City, State aim to shut down the “ship Store” at sunset cay marina
By Bill Davis | Staff Writer
Look! Up in the beautiful sunset! Is it a bar? A ship’s store? A social club? No, it’s a never-ending lawsuit.
For decades, locals have been sauntering over to a second-floor haunt above the Sunset Cay Marina to grab a cold one and watch the best sunset on the backside of Folly Beach.
But for the past year, the City of Folly Beach and several state agencies have been trying to shut down the watering hole. And its lawyers have been fighting, successfully so far, to keep the good times rolling.

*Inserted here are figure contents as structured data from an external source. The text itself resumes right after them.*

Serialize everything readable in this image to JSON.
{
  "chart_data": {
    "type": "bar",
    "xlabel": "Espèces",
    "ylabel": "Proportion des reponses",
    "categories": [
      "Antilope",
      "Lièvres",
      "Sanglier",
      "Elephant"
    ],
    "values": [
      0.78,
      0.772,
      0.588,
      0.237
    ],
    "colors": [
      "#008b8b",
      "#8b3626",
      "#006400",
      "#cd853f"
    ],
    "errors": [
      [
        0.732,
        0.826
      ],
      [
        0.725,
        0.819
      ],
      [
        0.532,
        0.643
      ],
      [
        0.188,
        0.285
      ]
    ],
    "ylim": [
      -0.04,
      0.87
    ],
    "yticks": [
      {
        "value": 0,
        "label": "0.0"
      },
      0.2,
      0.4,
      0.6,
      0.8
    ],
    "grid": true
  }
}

Next Tuesday, Sunset Cay Ship Store’s owner, John Oliver, will have yet another chance in front of City Council to keep the doors open. The owner of the ship store/social club, represented by lawyer Ian O’Shea, leases the spot from the marina.
The business could be seen as a convenience store where boaters can buy supplies and do with them what they want.
Boaters can for instance buy a single unopened beer and then avail themselves of a nearby bottle opener.
Or they can buy a single mini-bottle and a single soda and be given a separate cup of ice, and do what they will with them on the deck. Overlooking the boats in the picturesque marina. While looking at the sunset. With friends. On a deck.
Last March, the state’s Office of Coastal Resource Management (OCRM) sent the owner of the club a cease and desist letter, saying that activity at the spot was in violation of state law.
Officials had spotted mini-bottles and what they wrote was evidence of other kinds of activity that was in violation of strict state laws.
In short, state politicians and policy makers have crafted laws and policies that look to protect South Carolina’s coast from becoming a second Florida.
Overdevelopment in the Sunshine State has resulted in clogged beachfronts and cays, littered with McMansions where manmade chemical runoff is literally letting loose algae blankets on waterways along its intercoastal areas.
As such, the Palmetto State has a series of legal and regulatory hoops any business must jump through to open its doors along, and especially, over navigable waters here.
The owner was sent another cease and desist letter in the fall from the state, and in turn surrendered the business license.
But O’Shea appealed the city’s resulting decision to terminate the license, a maneuver that allowed the “social club” to stay open while the appeal was being heard.
A crafty leap through a barely visible legal loophole that has since been closed by City Council.
City Administrator Spencer Wetmore said the place is still being open puts the city “in a tough spot, because our business license ordinance requires businesses to comply with all applicable laws.”
Wetmore also reported having received noise complaints about the business, as well as reports of parking problems and public drunkenness.
And once the city was “on notice” of the OCRM violation, “we had no choice but to deny their license application.”
Folly code allows the city to deny a license when “the application is incomplete, contains a misrepresentation, false or misleading statement, evasion or suppression of a material fact, or when the activity for which the license is sought is unlawful or constitutes a public nuisance,” according to a letter city zoning administrator Aaron Pope sent to the business’ attorney, O’Shea.
O’Shea, who was reached Friday for comment during his vacation in the Florida Keys, declined to comment for this story, citing “ethical” constraints stopping him from commenting on ongoing litigation. When reminded that lawyers often comment publicly on pending cases, O’Shea said he wasn’t going to budge.
OCRM and state Department of Health and Environmental Control officers declined to comment, also.
Wetmore said she expects the to appeal the City Council ruling if its not to their liking, up to the state Circuit Court, which, she said, could enable it to stay open even longer.